I remember a time when it was not legal for a black person to marry a white person in many state. This is no different an issue. It is an embarrassment and shame to all of us that we tolerate this kind of intolerance in our state constitutions.


an average patriot said...

I was rather taken aback when California rescinded it! I have to agree with Ellen Degeneres that it is not right to take back a right that was given. It is just so un American and it really surprised me coming from California!

Utah Savage said...

It made our forward progress in the general election feel less joyful. We give with one hand as we take away with the other.

an average patriot said...

I am afraid racism will never be beat in America or anywhere else! Blacks now feel though that anything is possible and they as a race have made it to the top. I feel their pride!

Sylvia K said...

I can identify -- I married a black man in 1965 and we had to go to CA because it was against the law in Texas where he was stationed and where I taught school.

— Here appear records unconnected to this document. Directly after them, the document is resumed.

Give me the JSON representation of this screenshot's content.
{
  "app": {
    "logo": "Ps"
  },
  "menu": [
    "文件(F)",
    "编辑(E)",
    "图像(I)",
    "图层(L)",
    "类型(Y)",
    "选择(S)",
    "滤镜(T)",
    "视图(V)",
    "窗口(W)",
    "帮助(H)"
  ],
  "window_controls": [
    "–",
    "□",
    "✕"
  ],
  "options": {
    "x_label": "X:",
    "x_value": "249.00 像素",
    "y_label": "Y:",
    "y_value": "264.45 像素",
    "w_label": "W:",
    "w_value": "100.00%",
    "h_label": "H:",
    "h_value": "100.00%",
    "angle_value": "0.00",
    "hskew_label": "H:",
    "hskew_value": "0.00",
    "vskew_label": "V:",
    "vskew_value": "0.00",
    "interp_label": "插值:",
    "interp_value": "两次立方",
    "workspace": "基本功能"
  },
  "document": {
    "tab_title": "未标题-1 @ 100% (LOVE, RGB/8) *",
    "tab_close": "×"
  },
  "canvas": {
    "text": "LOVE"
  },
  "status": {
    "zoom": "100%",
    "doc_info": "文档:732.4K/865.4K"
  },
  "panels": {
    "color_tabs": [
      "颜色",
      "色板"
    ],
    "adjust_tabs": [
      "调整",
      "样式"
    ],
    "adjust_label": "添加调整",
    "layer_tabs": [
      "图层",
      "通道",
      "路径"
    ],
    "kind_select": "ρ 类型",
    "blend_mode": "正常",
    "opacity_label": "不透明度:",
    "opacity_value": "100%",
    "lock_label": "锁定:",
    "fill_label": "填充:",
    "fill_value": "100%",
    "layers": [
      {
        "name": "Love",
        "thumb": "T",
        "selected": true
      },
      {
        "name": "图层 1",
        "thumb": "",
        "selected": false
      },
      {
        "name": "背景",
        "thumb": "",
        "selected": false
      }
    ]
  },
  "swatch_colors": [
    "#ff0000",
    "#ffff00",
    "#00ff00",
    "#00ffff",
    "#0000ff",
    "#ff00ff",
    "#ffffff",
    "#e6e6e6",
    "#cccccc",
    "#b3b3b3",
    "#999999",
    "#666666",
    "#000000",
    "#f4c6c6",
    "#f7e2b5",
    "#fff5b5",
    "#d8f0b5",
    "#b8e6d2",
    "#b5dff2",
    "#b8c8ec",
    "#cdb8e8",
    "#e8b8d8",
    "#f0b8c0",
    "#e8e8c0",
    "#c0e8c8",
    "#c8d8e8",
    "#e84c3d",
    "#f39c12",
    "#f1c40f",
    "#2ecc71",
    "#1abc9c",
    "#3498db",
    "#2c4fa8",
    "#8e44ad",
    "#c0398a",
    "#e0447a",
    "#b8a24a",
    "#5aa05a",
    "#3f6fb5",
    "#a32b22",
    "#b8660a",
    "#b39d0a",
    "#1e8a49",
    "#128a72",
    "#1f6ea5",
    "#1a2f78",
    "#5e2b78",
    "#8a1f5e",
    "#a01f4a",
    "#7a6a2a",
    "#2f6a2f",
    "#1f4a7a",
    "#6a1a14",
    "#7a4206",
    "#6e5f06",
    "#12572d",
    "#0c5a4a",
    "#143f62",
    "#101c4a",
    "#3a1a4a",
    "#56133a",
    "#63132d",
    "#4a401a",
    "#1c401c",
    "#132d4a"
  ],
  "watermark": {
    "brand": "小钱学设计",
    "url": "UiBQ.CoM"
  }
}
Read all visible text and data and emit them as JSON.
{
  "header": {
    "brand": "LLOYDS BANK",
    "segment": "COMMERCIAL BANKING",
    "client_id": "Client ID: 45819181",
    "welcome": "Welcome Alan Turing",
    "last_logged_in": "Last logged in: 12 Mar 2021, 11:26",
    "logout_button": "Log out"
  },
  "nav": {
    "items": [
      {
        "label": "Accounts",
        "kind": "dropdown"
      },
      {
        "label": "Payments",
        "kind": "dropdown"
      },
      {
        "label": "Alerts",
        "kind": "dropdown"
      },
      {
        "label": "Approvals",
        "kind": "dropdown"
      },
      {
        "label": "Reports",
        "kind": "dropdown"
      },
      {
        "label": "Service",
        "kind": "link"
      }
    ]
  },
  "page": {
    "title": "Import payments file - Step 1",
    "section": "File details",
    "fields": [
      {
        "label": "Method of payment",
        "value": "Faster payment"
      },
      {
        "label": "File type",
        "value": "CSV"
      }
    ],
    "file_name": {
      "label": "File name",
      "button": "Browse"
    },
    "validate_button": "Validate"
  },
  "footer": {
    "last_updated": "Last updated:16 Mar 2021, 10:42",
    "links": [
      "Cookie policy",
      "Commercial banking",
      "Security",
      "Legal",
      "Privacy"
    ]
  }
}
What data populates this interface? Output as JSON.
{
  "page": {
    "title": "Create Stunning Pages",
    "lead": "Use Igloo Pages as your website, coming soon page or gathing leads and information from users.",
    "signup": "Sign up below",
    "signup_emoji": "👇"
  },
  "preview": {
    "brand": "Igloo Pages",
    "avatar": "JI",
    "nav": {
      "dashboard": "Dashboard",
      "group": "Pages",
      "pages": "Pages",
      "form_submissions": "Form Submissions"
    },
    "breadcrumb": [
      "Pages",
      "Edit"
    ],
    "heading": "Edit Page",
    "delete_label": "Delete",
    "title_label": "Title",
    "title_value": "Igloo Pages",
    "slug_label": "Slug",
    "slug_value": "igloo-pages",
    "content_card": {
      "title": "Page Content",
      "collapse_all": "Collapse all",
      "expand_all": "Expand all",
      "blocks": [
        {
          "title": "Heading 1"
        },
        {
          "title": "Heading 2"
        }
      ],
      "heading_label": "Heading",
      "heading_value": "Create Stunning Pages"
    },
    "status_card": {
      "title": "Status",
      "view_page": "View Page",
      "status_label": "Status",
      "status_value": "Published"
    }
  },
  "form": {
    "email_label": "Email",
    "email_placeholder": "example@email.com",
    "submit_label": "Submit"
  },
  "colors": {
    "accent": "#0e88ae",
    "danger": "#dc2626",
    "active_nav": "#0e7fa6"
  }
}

It's sad to see CA going backwards, when we really need all the forward movement we can generate.

Utah Savage said...

I was just talking to a young male friend and he said that a gay couple had bought a house in his neighborhood and within a year the property values had gone up. I want a gay couple to move into my neighborhood.

Sylvia, I remember those stupid days so well. It's one of the reasons I moved to Italy in 1965. We were sending young black men to die in Vietnam, while denying them civil rights here at home.

Beach Bum said...
This comment has been removed by the author.
Beach Bum said...

I was more than a little surprised by that vote. Shades of South Carolina on the West coast.

Ghost Dansing said...

the arrogance of humans to think Caesar decides what is bound together in heaven and on earth.......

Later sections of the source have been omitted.